Вот оно что! Может, поэтому лицо мальчика показалось мне знакомым? Но ведь никакого сходства с нынешним герцогом. Невольная жалость пронзила мое сердце. Такой очаровательный мальчик превратился в такого урода.

— Так что думаете, барышня? — вернула меня из раздумий экономка. — Заночуете в замке или в непогоду поедете?

— Заночую, — уверенно сказала я.

Не хватало еще оказаться на открытом месте, когда вокруг беснуется магическая гроза. Еще молния может ударить.

— Вот и славно, — как будто успокоилась экономка.

Я послушно пошла за ней. Уже поставив ногу на порог, я вдруг оглянулась на гобелен. Догадка озарила меня. Вот почему рисунок показался мне странным. Замок-то на холсте был белым!

ГЛАВА 10. Ночь

Ливень, перешедший едва ли не в ураган, бушевал до самого позднего вечера, а потом в один миг прекратился, и над всклоченными вершинами деревьев заблистали первые искристые звезды. Ночь доставала из своего ларца все новые и новые самоцветы, и они — красные, голубые, зеленые — вскоре усеяли все чисто умытое небо. Что и требовалось доказать: гроза утихла только тогда, когда уезжать из замка стало поздно. Но кто вызвал грозу, для меня осталось загадкой.

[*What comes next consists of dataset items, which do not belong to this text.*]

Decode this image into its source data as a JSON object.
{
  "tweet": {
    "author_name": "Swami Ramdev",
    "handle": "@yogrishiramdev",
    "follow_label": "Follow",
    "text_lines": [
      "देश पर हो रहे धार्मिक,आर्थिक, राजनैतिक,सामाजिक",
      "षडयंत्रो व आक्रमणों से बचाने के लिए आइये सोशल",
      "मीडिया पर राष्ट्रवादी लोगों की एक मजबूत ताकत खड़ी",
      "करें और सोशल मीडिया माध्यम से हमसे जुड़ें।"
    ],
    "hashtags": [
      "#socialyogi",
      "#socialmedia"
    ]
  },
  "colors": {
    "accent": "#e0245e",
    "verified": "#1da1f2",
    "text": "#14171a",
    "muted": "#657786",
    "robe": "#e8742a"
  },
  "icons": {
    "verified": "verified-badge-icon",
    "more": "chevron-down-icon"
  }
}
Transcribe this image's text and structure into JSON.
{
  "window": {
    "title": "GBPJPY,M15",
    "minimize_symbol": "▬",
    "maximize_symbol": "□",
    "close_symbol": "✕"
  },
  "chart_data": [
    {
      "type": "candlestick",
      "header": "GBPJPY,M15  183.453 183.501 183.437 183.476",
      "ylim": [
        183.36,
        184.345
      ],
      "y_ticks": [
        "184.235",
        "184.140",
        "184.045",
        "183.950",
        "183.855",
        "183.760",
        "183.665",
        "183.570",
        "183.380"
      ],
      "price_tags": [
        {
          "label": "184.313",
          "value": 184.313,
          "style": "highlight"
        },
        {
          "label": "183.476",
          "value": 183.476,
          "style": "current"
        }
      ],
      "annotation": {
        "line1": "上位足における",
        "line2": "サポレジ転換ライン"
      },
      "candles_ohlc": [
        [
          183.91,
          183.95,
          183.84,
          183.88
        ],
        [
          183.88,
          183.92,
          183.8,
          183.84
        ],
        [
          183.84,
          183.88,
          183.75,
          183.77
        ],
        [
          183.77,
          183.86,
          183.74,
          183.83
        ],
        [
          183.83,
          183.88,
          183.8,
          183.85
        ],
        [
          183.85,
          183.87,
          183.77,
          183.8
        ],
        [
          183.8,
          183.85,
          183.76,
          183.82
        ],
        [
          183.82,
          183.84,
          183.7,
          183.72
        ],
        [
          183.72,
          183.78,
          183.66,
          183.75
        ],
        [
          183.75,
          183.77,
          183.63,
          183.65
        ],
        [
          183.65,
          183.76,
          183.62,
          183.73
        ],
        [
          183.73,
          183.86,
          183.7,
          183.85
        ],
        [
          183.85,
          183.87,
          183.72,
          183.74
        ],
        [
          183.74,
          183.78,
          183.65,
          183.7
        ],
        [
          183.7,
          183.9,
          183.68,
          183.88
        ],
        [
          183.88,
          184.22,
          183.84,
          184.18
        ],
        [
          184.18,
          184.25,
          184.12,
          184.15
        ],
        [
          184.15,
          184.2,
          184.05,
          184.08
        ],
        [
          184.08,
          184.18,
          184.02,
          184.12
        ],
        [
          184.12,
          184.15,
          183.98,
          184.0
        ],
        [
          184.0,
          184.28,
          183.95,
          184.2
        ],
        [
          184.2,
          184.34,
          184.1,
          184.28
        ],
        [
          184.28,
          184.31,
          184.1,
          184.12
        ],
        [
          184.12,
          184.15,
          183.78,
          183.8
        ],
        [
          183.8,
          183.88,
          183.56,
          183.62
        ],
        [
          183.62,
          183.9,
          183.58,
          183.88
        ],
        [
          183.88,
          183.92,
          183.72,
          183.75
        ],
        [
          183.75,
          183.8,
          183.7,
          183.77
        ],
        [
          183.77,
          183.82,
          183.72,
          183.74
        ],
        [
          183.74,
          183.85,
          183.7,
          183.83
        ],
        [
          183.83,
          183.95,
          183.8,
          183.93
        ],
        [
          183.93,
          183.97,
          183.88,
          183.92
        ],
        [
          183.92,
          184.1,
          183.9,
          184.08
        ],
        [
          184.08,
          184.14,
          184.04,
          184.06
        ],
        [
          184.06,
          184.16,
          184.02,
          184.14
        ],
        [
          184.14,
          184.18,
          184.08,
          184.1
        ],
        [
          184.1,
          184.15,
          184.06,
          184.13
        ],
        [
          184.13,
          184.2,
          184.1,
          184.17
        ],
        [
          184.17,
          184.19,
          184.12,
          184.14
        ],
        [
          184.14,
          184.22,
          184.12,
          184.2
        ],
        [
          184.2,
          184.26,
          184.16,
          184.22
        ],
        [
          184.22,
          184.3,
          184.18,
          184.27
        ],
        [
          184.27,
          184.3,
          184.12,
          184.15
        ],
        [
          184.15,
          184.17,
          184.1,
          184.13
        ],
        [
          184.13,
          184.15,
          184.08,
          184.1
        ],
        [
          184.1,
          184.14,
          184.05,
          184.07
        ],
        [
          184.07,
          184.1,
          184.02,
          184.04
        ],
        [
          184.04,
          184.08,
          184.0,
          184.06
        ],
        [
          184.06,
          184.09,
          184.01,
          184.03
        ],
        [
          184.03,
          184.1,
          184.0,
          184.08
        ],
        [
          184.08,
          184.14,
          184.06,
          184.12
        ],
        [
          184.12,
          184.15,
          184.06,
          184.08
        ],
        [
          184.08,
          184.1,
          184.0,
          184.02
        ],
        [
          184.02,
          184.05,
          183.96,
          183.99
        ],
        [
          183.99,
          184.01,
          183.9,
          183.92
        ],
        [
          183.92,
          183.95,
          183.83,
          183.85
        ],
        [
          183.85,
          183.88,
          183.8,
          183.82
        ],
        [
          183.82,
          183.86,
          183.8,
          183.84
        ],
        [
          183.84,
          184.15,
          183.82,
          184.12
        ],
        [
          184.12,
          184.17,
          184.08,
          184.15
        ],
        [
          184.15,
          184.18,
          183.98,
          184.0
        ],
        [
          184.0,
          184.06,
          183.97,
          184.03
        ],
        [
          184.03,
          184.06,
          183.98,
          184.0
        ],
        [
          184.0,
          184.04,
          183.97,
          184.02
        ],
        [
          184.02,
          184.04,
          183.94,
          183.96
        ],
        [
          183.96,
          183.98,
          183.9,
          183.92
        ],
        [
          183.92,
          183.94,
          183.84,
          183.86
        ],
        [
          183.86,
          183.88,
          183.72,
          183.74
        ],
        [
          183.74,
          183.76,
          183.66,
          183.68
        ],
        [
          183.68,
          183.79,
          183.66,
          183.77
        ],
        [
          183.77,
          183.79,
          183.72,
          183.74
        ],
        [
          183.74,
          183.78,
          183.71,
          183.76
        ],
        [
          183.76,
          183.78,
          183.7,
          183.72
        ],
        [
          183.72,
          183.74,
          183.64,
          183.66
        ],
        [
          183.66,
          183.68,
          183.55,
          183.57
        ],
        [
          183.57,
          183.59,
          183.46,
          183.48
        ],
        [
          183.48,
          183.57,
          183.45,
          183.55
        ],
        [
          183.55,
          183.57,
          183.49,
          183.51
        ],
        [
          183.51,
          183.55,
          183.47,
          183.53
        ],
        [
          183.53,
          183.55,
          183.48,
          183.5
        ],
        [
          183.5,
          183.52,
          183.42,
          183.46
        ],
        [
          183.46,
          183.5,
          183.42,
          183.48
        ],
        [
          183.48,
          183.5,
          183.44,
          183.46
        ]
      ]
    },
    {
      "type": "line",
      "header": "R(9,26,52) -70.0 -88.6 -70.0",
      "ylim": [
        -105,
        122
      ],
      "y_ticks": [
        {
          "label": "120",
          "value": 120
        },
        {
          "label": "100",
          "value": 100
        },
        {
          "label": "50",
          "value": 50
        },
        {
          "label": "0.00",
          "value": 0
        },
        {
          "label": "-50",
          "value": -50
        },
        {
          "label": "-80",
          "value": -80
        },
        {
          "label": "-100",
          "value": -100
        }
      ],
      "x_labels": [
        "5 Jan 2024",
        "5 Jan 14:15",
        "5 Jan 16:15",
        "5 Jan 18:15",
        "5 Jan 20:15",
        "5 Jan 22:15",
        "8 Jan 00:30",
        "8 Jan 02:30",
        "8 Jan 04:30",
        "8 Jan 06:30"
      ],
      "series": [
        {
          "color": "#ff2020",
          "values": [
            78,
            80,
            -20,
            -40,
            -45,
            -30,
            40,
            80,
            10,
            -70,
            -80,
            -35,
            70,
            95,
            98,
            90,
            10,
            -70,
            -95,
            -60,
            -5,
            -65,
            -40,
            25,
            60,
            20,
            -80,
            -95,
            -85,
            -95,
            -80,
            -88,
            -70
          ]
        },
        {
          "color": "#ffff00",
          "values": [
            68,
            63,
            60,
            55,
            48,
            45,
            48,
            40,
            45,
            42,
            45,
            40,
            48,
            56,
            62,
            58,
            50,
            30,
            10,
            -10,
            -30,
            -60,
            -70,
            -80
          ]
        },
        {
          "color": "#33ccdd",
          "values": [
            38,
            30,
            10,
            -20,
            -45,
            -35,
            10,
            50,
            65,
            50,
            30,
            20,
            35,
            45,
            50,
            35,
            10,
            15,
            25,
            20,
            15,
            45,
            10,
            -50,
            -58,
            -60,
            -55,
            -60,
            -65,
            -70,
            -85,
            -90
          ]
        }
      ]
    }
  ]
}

Мне было не по себе на новом месте. После заката замок словно ожил — зашуршал, задвигался. Запахи усилились. Я сидела с книгой, но глаза бегали по строкам, не вникая в смысл истории.

Запах полироли, старых книг, чуть изгрызенной жучками старинной мебели, выцветших обоев, лаванды из платяного шкафа, пионов в широкой вазе, поставленной на подзеркальный столик, чистого белья, пахнущего вечерним садом, где оно, видимо, сушилось — все эти запахи кружились вокруг меня, ластились, тормошили, будоражили. Они перемешивались в волнующий коктейль неизведанности. Но вот новый аромат перебил другие и заставил меня энергичнее втянуть носом воздух. А потом я не выдержала, отложила книгу, надела домашний халат и пошла по притихшим залам замка.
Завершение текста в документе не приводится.